O passageiro pegou o ônibus na
Rodoviária de Vitória com destino a Pinheiros, no extremo
Norte do Estado, e teve que viajar em pé no trecho até Colatina, no Noroeste. Na etapa posterior da viagem, de três horas e meia, até o destino final, a vítima, cansada, acabou ocupando a poltrona molhada mesmo.
Na ação judicial, a empresa de ônibus alegou ao juiz Helthon Neves Farias, da Vara Única de Pinheiros, que o gotejamento não ocorreu por sua culpa e que o veículo tinha outras poltronas vagas. Por fim, a viação defendeu que a situação não passa de “mero dissabor, incapaz de gerar danos morais”.

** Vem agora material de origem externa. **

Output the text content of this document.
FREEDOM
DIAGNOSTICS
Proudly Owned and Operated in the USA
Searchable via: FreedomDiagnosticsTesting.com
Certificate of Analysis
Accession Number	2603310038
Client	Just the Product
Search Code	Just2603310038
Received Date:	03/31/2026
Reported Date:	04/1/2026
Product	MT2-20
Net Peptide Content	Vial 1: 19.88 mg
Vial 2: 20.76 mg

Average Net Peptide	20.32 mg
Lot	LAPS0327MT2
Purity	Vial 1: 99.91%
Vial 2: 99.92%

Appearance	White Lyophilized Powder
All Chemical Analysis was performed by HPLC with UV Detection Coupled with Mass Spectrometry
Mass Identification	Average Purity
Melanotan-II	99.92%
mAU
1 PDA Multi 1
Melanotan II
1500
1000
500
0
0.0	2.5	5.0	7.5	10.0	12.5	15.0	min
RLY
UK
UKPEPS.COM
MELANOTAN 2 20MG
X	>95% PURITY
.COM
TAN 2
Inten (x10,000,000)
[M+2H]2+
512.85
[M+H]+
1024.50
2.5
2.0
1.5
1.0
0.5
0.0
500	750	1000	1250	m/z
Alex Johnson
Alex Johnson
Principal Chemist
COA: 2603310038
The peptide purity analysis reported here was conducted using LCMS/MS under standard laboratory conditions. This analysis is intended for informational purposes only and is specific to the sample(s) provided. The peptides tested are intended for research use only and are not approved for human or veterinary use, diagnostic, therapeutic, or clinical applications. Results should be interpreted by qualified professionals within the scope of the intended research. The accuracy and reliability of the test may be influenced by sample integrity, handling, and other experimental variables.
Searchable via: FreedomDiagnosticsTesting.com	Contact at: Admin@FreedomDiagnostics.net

Mas o magistrado não aceitou os argumentos da empresa de transporte coletivo e entendeu que a alegação de que a situação ocorreu por culpa de terceiros não foi devidamente comprovada. “Isso porque, quando o autor embarcou no referido ônibus, percebeu de imediato que sua poltrona estava molhada e que havia uma goteira, [...] caso, no decorrer da viagem começasse a gotejar, aí sim poderia se cogitar que alguma bagagem estivesse em estado de fusão, que não ocorreu no presente caso”, escreveu Farias na sentença.
Por fim, o juiz concluiu: “Não se pode alegar mero dissabor, considerando que o consumidor pagou pelos serviços prestados e teve o desconforto de viajar em pé durante quatro horas e ainda, prosseguiu mais 3h30min sentado em uma poltrona molhada embaixo da goteira”.
Na decisão, o
magistrado entendeu que houve falha na prestação dos serviços, razão pela qual a empresa foi condenada a indenizar em R$ 2 mil o autor da ação judicial pelos danos morais decorrentes.